Microsoft co-founder Bill Gates on Tuesday addressed the issue of businesses that exaggerate environmental, social and governance credentials, arguing that though corporate sustainability credentials are often controversial, they are still critical for assessing whether to invest in a company.
“The part that I believe in is where you accelerate the innovation. To me, it’s not so much who you don’t invest in but who you do invest in,” Gates said during an interview with CNBC’s Diana Olick.
The comments come after the Securities and Exchange Commission earlier this year proposed new rules that would prevent misleading or deceptive claims by U.S. funds on their ESG qualifications and increase disclosure requirements for those funds.

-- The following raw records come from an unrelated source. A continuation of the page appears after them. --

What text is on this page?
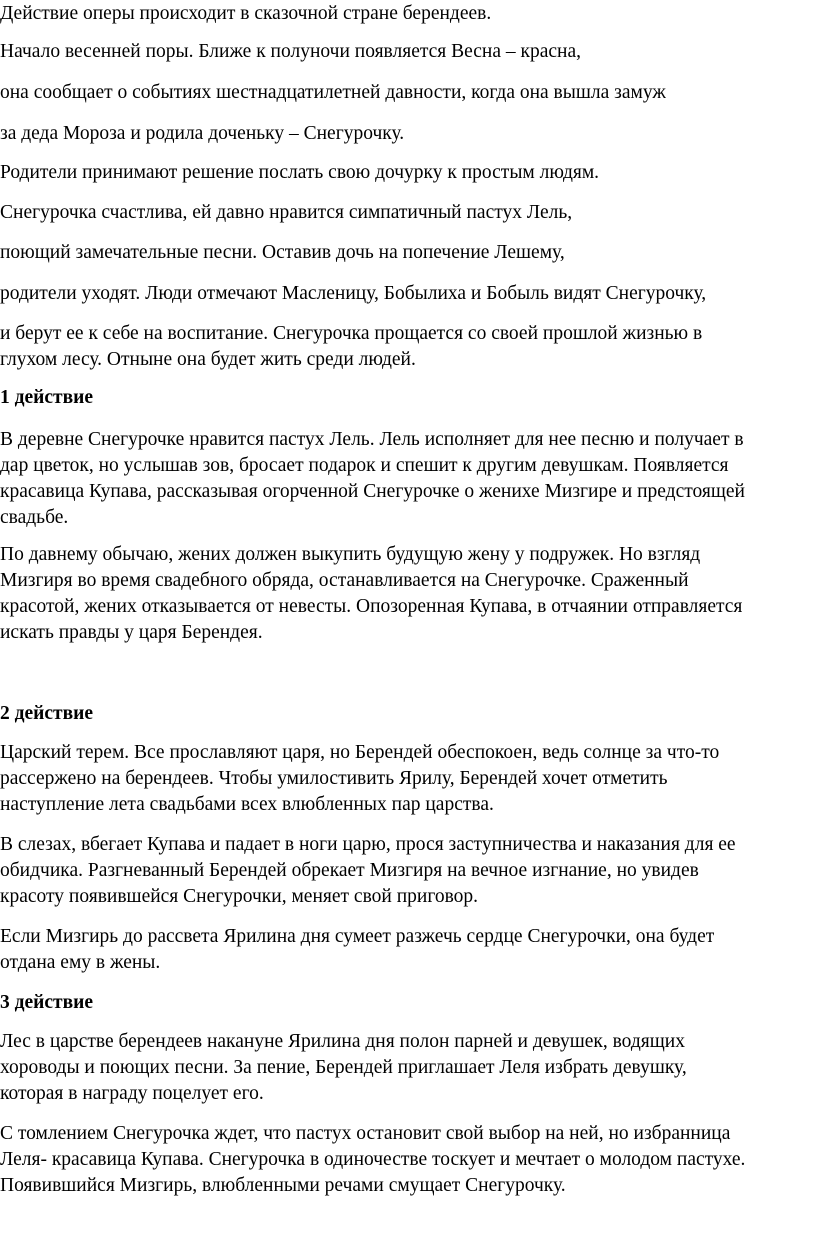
Действие оперы происходит в сказочной стране берендеев.

Начало весенней поры. Ближе к полуночи появляется Весна – красна,

она сообщает о событиях шестнадцатилетней давности, когда она вышла замуж

за деда Мороза и родила доченьку – Снегурочку.

Родители принимают решение послать свою дочурку к простым людям.

Снегурочка счастлива, ей давно нравится симпатичный пастух Лель,

поющий замечательные песни. Оставив дочь на попечение Лешему,

родители уходят. Люди отмечают Масленицу, Бобылиха и Бобыль видят Снегурочку,

и берут ее к себе на воспитание. Снегурочка прощается со своей прошлой жизнью в
глухом лесу. Отныне она будет жить среди людей.

1 действие

В деревне Снегурочке нравится пастух Лель. Лель исполняет для нее песню и получает в
дар цветок, но услышав зов, бросает подарок и спешит к другим девушкам. Появляется
красавица Купава, рассказывая огорченной Снегурочке о женихе Мизгире и предстоящей
свадьбе.

По давнему обычаю, жених должен выкупить будущую жену у подружек. Но взгляд
Мизгиря во время свадебного обряда, останавливается на Снегурочке. Сраженный
красотой, жених отказывается от невесты. Опозоренная Купава, в отчаянии отправляется
искать правды у царя Берендея.

2 действие

Царский терем. Все прославляют царя, но Берендей обеспокоен, ведь солнце за что-то
рассержено на берендеев. Чтобы умилостивить Ярилу, Берендей хочет отметить
наступление лета свадьбами всех влюбленных пар царства.

В слезах, вбегает Купава и падает в ноги царю, прося заступничества и наказания для ее
обидчика. Разгневанный Берендей обрекает Мизгиря на вечное изгнание, но увидев
красоту появившейся Снегурочки, меняет свой приговор.

Если Мизгирь до рассвета Ярилина дня сумеет разжечь сердце Снегурочки, она будет
отдана ему в жены.

3 действие

Лес в царстве берендеев накануне Ярилина дня полон парней и девушек, водящих
хороводы и поющих песни. За пение, Берендей приглашает Леля избрать девушку,
которая в награду поцелует его.

С томлением Снегурочка ждет, что пастух остановит свой выбор на ней, но избранница
Леля- красавица Купава. Снегурочка в одиночестве тоскует и мечтает о молодом пастухе.
Появившийся Мизгирь, влюбленными речами смущает Снегурочку.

Gates, who is also the founder of Breakthrough Energy Ventures, a leading climate technology investment company, said there is a modest number of companies that will drive down the cost of choosing clean technology over alternatives that emit more planet-warming greenhouse gases.

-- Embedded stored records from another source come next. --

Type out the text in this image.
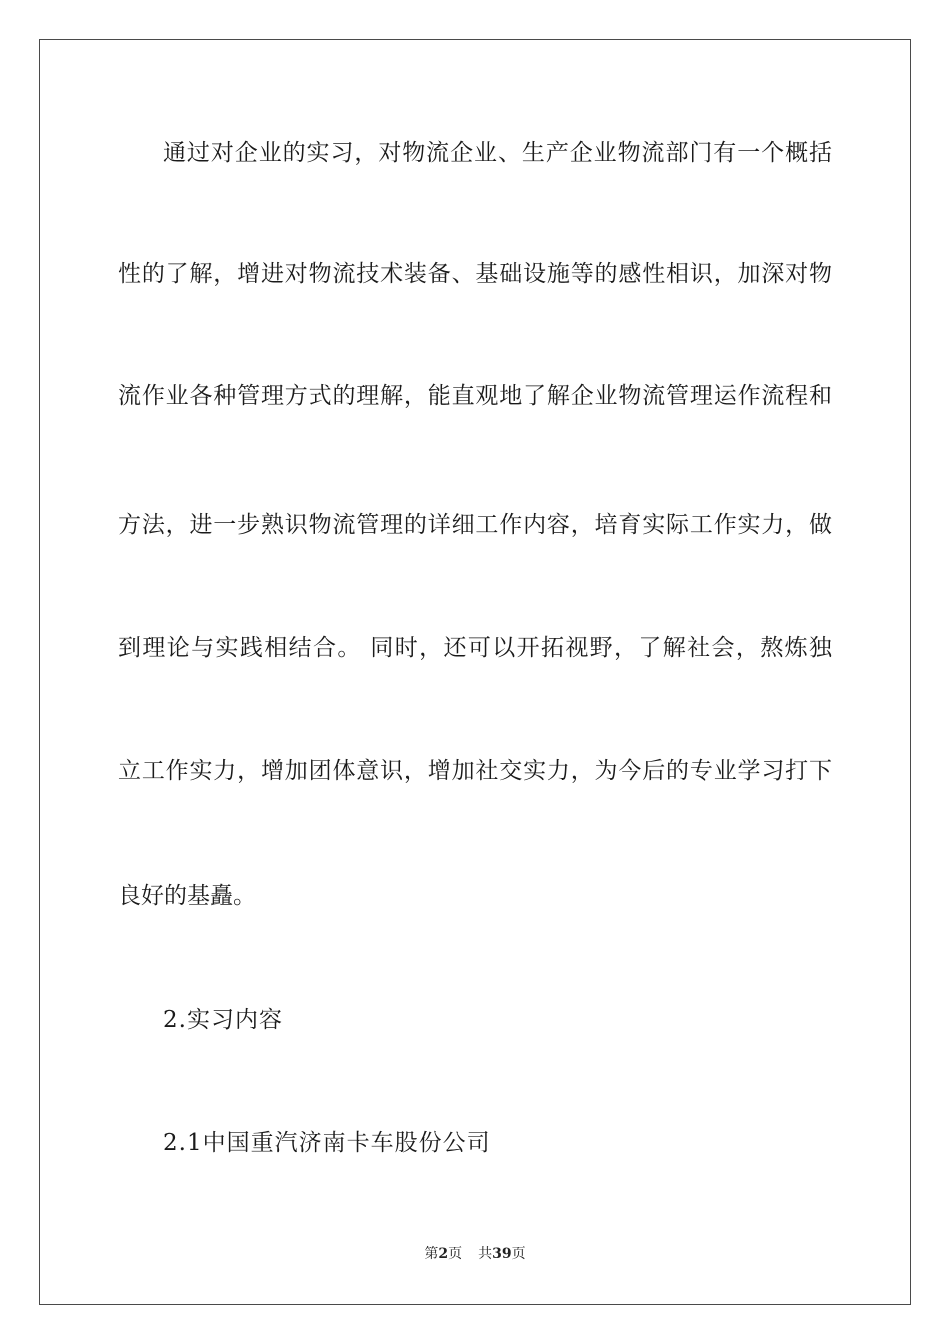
通过对企业的实习，对物流企业、生产企业物流部门有一个概括
性的了解，增进对物流技术装备、基础设施等的感性相识，加深对物
流作业各种管理方式的理解，能直观地了解企业物流管理运作流程和
方法，进一步熟识物流管理的详细工作内容，培育实际工作实力，做
到理论与实践相结合。 同时，还可以开拓视野，了解社会，熬炼独
立工作实力，增加团体意识，增加社交实力，为今后的专业学习打下
良好的基矗。
2.实习内容
2.1中国重汽济南卡车股份公司
第2页 共39页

“I give people strong points where they’re making those investments and becoming customers of those green technologies,” Gates said. “The ‘E’ part — lot of controversy, but there is a way to measure it, and it should be one of the factors people look at when they invest in companies.”

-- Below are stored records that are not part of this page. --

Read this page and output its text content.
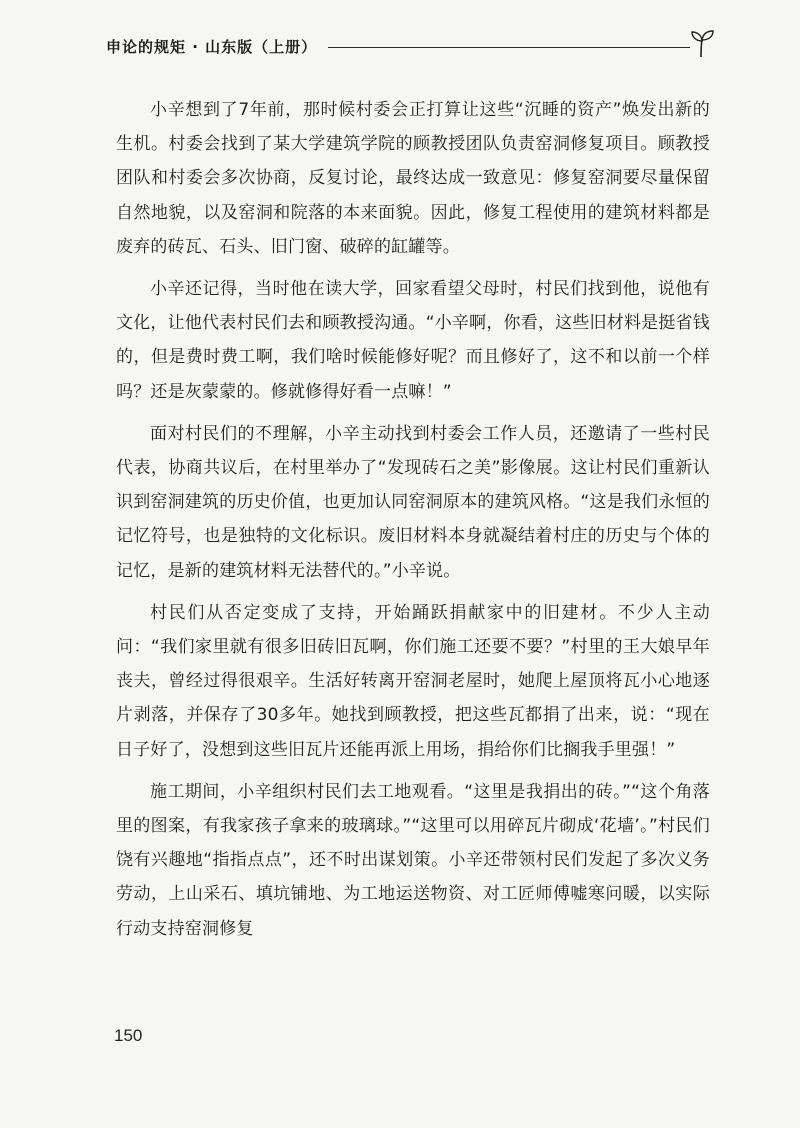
申论的规矩 · 山东版（上册）

小辛想到了7年前，那时候村委会正打算让这些“沉睡的资产”焕发出新的生机。村委会找到了某大学建筑学院的顾教授团队负责窑洞修复项目。顾教授团队和村委会多次协商，反复讨论，最终达成一致意见：修复窑洞要尽量保留自然地貌，以及窑洞和院落的本来面貌。因此，修复工程使用的建筑材料都是废弃的砖瓦、石头、旧门窗、破碎的缸罐等。

小辛还记得，当时他在读大学，回家看望父母时，村民们找到他，说他有文化，让他代表村民们去和顾教授沟通。“小辛啊，你看，这些旧材料是挺省钱的，但是费时费工啊，我们啥时候能修好呢？而且修好了，这不和以前一个样吗？还是灰蒙蒙的。修就修得好看一点嘛！”

面对村民们的不理解，小辛主动找到村委会工作人员，还邀请了一些村民代表，协商共议后，在村里举办了“发现砖石之美”影像展。这让村民们重新认识到窑洞建筑的历史价值，也更加认同窑洞原本的建筑风格。“这是我们永恒的记忆符号，也是独特的文化标识。废旧材料本身就凝结着村庄的历史与个体的记忆，是新的建筑材料无法替代的。”小辛说。

村民们从否定变成了支持，开始踊跃捐献家中的旧建材。不少人主动问：“我们家里就有很多旧砖旧瓦啊，你们施工还要不要？”村里的王大娘早年丧夫，曾经过得很艰辛。生活好转离开窑洞老屋时，她爬上屋顶将瓦小心地逐片剥落，并保存了30多年。她找到顾教授，把这些瓦都捐了出来，说：“现在日子好了，没想到这些旧瓦片还能再派上用场，捐给你们比搁我手里强！”

施工期间，小辛组织村民们去工地观看。“这里是我捐出的砖。”“这个角落里的图案，有我家孩子拿来的玻璃球。”“这里可以用碎瓦片砌成‘花墙’。”村民们饶有兴趣地“指指点点”，还不时出谋划策。小辛还带领村民们发起了多次义务劳动，上山采石、填坑铺地、为工地运送物资、对工匠师傅嘘寒问暖，以实际行动支持窑洞修复

150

Global ESG funds received a record $649 billion in investments in 2021 through Nov. 30, up from $542 billion in 2020 and $285 billion in 2019, according to financial services firm Refinitiv Lipper. Definitions of ESG often vary and difficult to measure, creating issues for businesses looking to boast their sustainability credentials to investors.
“The whole measurement thing is a little immature,” Gates said of ESG criteria. “The field is going to get mature on that. But having that environmental incentive — a lot of investors really do want to get that information.”